Only if you value your privacy.  These pesky little life-recorders (my name, not theirs) will be hitting the streets sometime in early 2014.  Approximately 10,000 people are currently testing them across the country.  The concerns over privacy come from the fact that a camera is built into the glasses that allows the user to record pictures or video of things they see.  It is potentially the end of privacy when you leave your home.

In response to this concern, Google has said that they will not permit facial recognition apps and they say it’s obvious when someone is recording.  So the chances ob being recorded when you don't want to are minimized.

But, it’s reported in this article that some developers have already created an operating system that operates outside of Google and does have facial recognition software.

This device is obviously a concern for privacy advocates in Congress, but is also a concern for some private enterprises such as casinos, who have instituted an outright ban of them.

This whole issue of privacy, devices and the near-impulsive need to be doing something with every minute of every day, raises larger questions about our culture.  As my generation is more open about their lives than my parents’ generation (I’m 52), the current generation takes it even further.

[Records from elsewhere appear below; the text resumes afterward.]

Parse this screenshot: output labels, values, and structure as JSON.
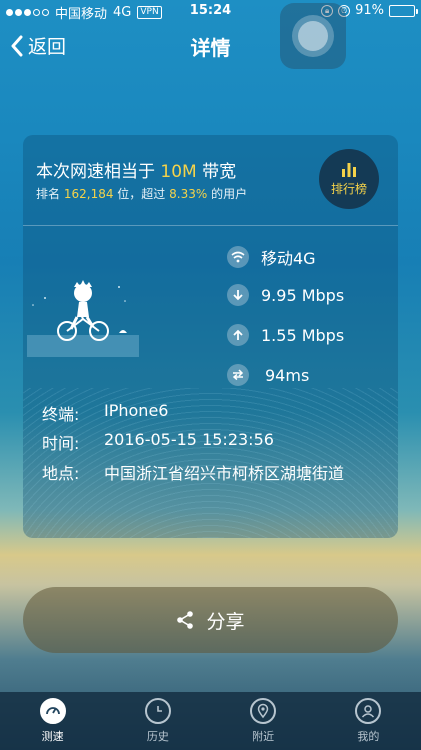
{
  "status_bar": {
    "carrier": "中国移动",
    "network": "4G",
    "vpn": "VPN",
    "time": "15:24",
    "battery": "91%",
    "battery_level": 0.91
  },
  "nav": {
    "back_label": "返回",
    "title": "详情"
  },
  "result": {
    "headline_prefix": "本次网速相当于",
    "bandwidth": "10M",
    "headline_suffix": "带宽",
    "rank_prefix": "排名",
    "rank_value": "162,184",
    "rank_mid": "位，超过",
    "percent": "8.33%",
    "rank_suffix": "的用户",
    "leaderboard_label": "排行榜"
  },
  "metrics": {
    "network": "移动4G",
    "download": "9.95 Mbps",
    "upload": "1.55 Mbps",
    "ping": "94ms"
  },
  "details": [
    {
      "key": "终端:",
      "value": "IPhone6"
    },
    {
      "key": "时间:",
      "value": "2016-05-15 15:23:56"
    },
    {
      "key": "地点:",
      "value": "中国浙江省绍兴市柯桥区湖塘街道"
    }
  ],
  "share_label": "分享",
  "tabs": [
    {
      "label": "测速",
      "icon": "speedometer-icon",
      "active": true
    },
    {
      "label": "历史",
      "icon": "clock-icon",
      "active": false
    },
    {
      "label": "附近",
      "icon": "location-pin-icon",
      "active": false
    },
    {
      "label": "我的",
      "icon": "user-icon",
      "active": false
    }
  ],
  "colors": {
    "highlight": "#f5d34a",
    "battery": "#f4d33a"
  }
}
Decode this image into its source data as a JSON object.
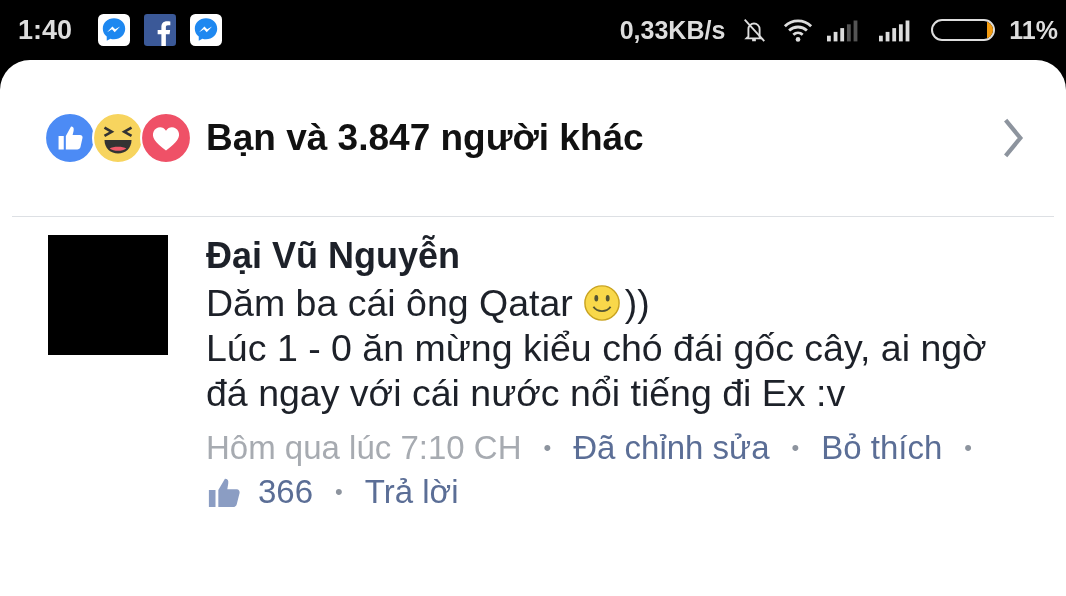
{
  "status_bar": {
    "time": "1:40",
    "apps": [
      {
        "kind": "messenger"
      },
      {
        "kind": "facebook"
      },
      {
        "kind": "messenger"
      }
    ],
    "speed": "0,33KB/s",
    "battery": {
      "level": 0.11,
      "percent": "11%"
    }
  },
  "reactions": {
    "kinds": [
      {
        "kind": "like"
      },
      {
        "kind": "haha"
      },
      {
        "kind": "love"
      }
    ],
    "summary": "Bạn và 3.847 người khác"
  },
  "comment": {
    "author": "Đại Vũ Nguyễn",
    "lines": [
      {
        "text": "Dăm ba cái ông Qatar",
        "emoji": {
          "kind": "smile"
        },
        "after": "))"
      },
      {
        "text": "Lúc 1 - 0 ăn mừng kiểu chó đái gốc cây, ai ngờ đá ngay với cái nước nổi tiếng đi Ex :v"
      }
    ],
    "meta": [
      {
        "kind": "time",
        "text": "Hôm qua lúc 7:10 CH"
      },
      {
        "kind": "sep",
        "text": "•"
      },
      {
        "kind": "link",
        "text": "Đã chỉnh sửa"
      },
      {
        "kind": "sep",
        "text": "•"
      },
      {
        "kind": "link",
        "text": "Bỏ thích"
      },
      {
        "kind": "sep",
        "text": "•"
      },
      {
        "kind": "likes",
        "text": "366"
      },
      {
        "kind": "sep",
        "text": "•"
      },
      {
        "kind": "link",
        "text": "Trả lời"
      }
    ]
  }
}
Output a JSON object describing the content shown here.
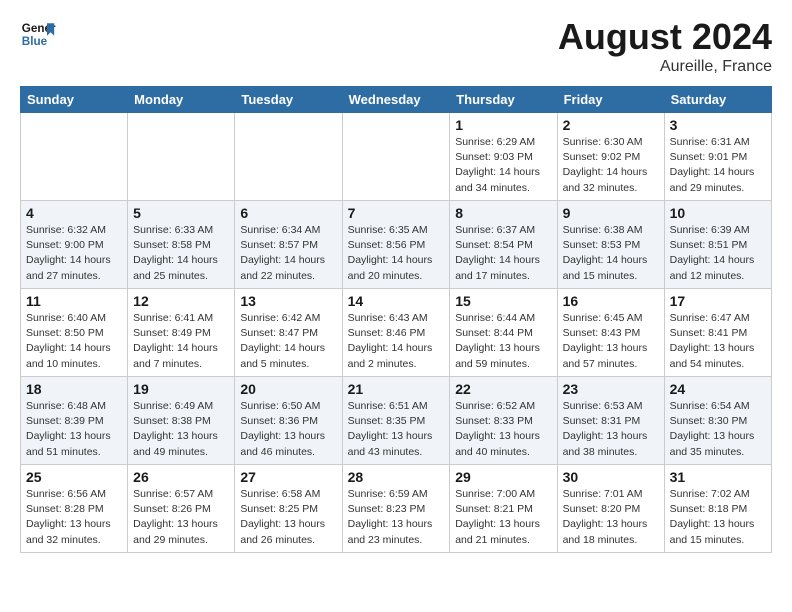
{
  "header": {
    "logo": {
      "line1": "General",
      "line2": "Blue"
    },
    "title": "August 2024",
    "subtitle": "Aureille, France"
  },
  "weekdays": [
    "Sunday",
    "Monday",
    "Tuesday",
    "Wednesday",
    "Thursday",
    "Friday",
    "Saturday"
  ],
  "weeks": [
    [
      {
        "day": "",
        "info": ""
      },
      {
        "day": "",
        "info": ""
      },
      {
        "day": "",
        "info": ""
      },
      {
        "day": "",
        "info": ""
      },
      {
        "day": "1",
        "info": "Sunrise: 6:29 AM\nSunset: 9:03 PM\nDaylight: 14 hours\nand 34 minutes."
      },
      {
        "day": "2",
        "info": "Sunrise: 6:30 AM\nSunset: 9:02 PM\nDaylight: 14 hours\nand 32 minutes."
      },
      {
        "day": "3",
        "info": "Sunrise: 6:31 AM\nSunset: 9:01 PM\nDaylight: 14 hours\nand 29 minutes."
      }
    ],
    [
      {
        "day": "4",
        "info": "Sunrise: 6:32 AM\nSunset: 9:00 PM\nDaylight: 14 hours\nand 27 minutes."
      },
      {
        "day": "5",
        "info": "Sunrise: 6:33 AM\nSunset: 8:58 PM\nDaylight: 14 hours\nand 25 minutes."
      },
      {
        "day": "6",
        "info": "Sunrise: 6:34 AM\nSunset: 8:57 PM\nDaylight: 14 hours\nand 22 minutes."
      },
      {
        "day": "7",
        "info": "Sunrise: 6:35 AM\nSunset: 8:56 PM\nDaylight: 14 hours\nand 20 minutes."
      },
      {
        "day": "8",
        "info": "Sunrise: 6:37 AM\nSunset: 8:54 PM\nDaylight: 14 hours\nand 17 minutes."
      },
      {
        "day": "9",
        "info": "Sunrise: 6:38 AM\nSunset: 8:53 PM\nDaylight: 14 hours\nand 15 minutes."
      },
      {
        "day": "10",
        "info": "Sunrise: 6:39 AM\nSunset: 8:51 PM\nDaylight: 14 hours\nand 12 minutes."
      }
    ],
    [
      {
        "day": "11",
        "info": "Sunrise: 6:40 AM\nSunset: 8:50 PM\nDaylight: 14 hours\nand 10 minutes."
      },
      {
        "day": "12",
        "info": "Sunrise: 6:41 AM\nSunset: 8:49 PM\nDaylight: 14 hours\nand 7 minutes."
      },
      {
        "day": "13",
        "info": "Sunrise: 6:42 AM\nSunset: 8:47 PM\nDaylight: 14 hours\nand 5 minutes."
      },
      {
        "day": "14",
        "info": "Sunrise: 6:43 AM\nSunset: 8:46 PM\nDaylight: 14 hours\nand 2 minutes."
      },
      {
        "day": "15",
        "info": "Sunrise: 6:44 AM\nSunset: 8:44 PM\nDaylight: 13 hours\nand 59 minutes."
      },
      {
        "day": "16",
        "info": "Sunrise: 6:45 AM\nSunset: 8:43 PM\nDaylight: 13 hours\nand 57 minutes."
      },
      {
        "day": "17",
        "info": "Sunrise: 6:47 AM\nSunset: 8:41 PM\nDaylight: 13 hours\nand 54 minutes."
      }
    ],
    [
      {
        "day": "18",
        "info": "Sunrise: 6:48 AM\nSunset: 8:39 PM\nDaylight: 13 hours\nand 51 minutes."
      },
      {
        "day": "19",
        "info": "Sunrise: 6:49 AM\nSunset: 8:38 PM\nDaylight: 13 hours\nand 49 minutes."
      },
      {
        "day": "20",
        "info": "Sunrise: 6:50 AM\nSunset: 8:36 PM\nDaylight: 13 hours\nand 46 minutes."
      },
      {
        "day": "21",
        "info": "Sunrise: 6:51 AM\nSunset: 8:35 PM\nDaylight: 13 hours\nand 43 minutes."
      },
      {
        "day": "22",
        "info": "Sunrise: 6:52 AM\nSunset: 8:33 PM\nDaylight: 13 hours\nand 40 minutes."
      },
      {
        "day": "23",
        "info": "Sunrise: 6:53 AM\nSunset: 8:31 PM\nDaylight: 13 hours\nand 38 minutes."
      },
      {
        "day": "24",
        "info": "Sunrise: 6:54 AM\nSunset: 8:30 PM\nDaylight: 13 hours\nand 35 minutes."
      }
    ],
    [
      {
        "day": "25",
        "info": "Sunrise: 6:56 AM\nSunset: 8:28 PM\nDaylight: 13 hours\nand 32 minutes."
      },
      {
        "day": "26",
        "info": "Sunrise: 6:57 AM\nSunset: 8:26 PM\nDaylight: 13 hours\nand 29 minutes."
      },
      {
        "day": "27",
        "info": "Sunrise: 6:58 AM\nSunset: 8:25 PM\nDaylight: 13 hours\nand 26 minutes."
      },
      {
        "day": "28",
        "info": "Sunrise: 6:59 AM\nSunset: 8:23 PM\nDaylight: 13 hours\nand 23 minutes."
      },
      {
        "day": "29",
        "info": "Sunrise: 7:00 AM\nSunset: 8:21 PM\nDaylight: 13 hours\nand 21 minutes."
      },
      {
        "day": "30",
        "info": "Sunrise: 7:01 AM\nSunset: 8:20 PM\nDaylight: 13 hours\nand 18 minutes."
      },
      {
        "day": "31",
        "info": "Sunrise: 7:02 AM\nSunset: 8:18 PM\nDaylight: 13 hours\nand 15 minutes."
      }
    ]
  ]
}
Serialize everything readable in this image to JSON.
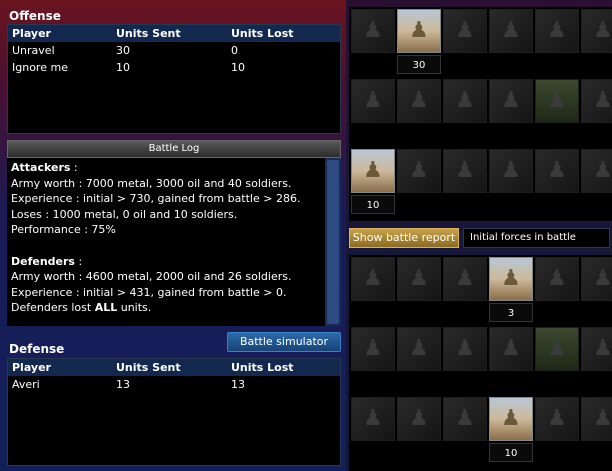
{
  "offense": {
    "title": "Offense",
    "columns": [
      "Player",
      "Units Sent",
      "Units Lost"
    ],
    "rows": [
      {
        "player": "Unravel",
        "sent": "30",
        "lost": "0"
      },
      {
        "player": "Ignore me",
        "sent": "10",
        "lost": "10"
      }
    ]
  },
  "battle_log": {
    "title": "Battle Log",
    "attackers_heading": "Attackers",
    "attackers_suffix": " :",
    "army_worth_a": "Army worth : 7000 metal, 3000 oil and 40 soldiers.",
    "experience_a": "Experience : initial > 730, gained from battle > 286.",
    "loses_a": "Loses : 1000 metal, 0 oil and 10 soldiers.",
    "performance": "Performance : 75%",
    "defenders_heading": "Defenders",
    "defenders_suffix": " :",
    "army_worth_d": "Army worth : 4600 metal, 2000 oil and 26 soldiers.",
    "experience_d": "Experience : initial > 431, gained from battle > 0.",
    "defenders_lost_prefix": "Defenders lost ",
    "defenders_lost_bold": "ALL",
    "defenders_lost_suffix": " units."
  },
  "defense": {
    "title": "Defense",
    "columns": [
      "Player",
      "Units Sent",
      "Units Lost"
    ],
    "rows": [
      {
        "player": "Averi",
        "sent": "13",
        "lost": "13"
      }
    ]
  },
  "buttons": {
    "simulator": "Battle simulator",
    "report": "Show battle report"
  },
  "report_select": {
    "value": "Initial forces in battle"
  },
  "attacker_units": {
    "counts": [
      "",
      "30",
      "",
      "",
      "",
      "",
      "",
      "",
      "",
      "",
      "",
      "",
      "10",
      "",
      "",
      "",
      "",
      ""
    ]
  },
  "defender_units": {
    "counts": [
      "",
      "",
      "",
      "3",
      "",
      "",
      "",
      "",
      "",
      "",
      "",
      "",
      "",
      "",
      "",
      "10",
      "",
      ""
    ]
  }
}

Do young people (generally speaking) not see the invasion of privacy as an issue and unlike previous generations do they think that sharing events (almost all) that used to be private, is a good thing?  I sometimes think that the younger generation almost feels that an event is not worthy of value if you’re not sharing it somewhere on the internet.

This article relied on an August 11, 2013 article in the Los Angeles Times (as reported by Jessica Guynn) for its background.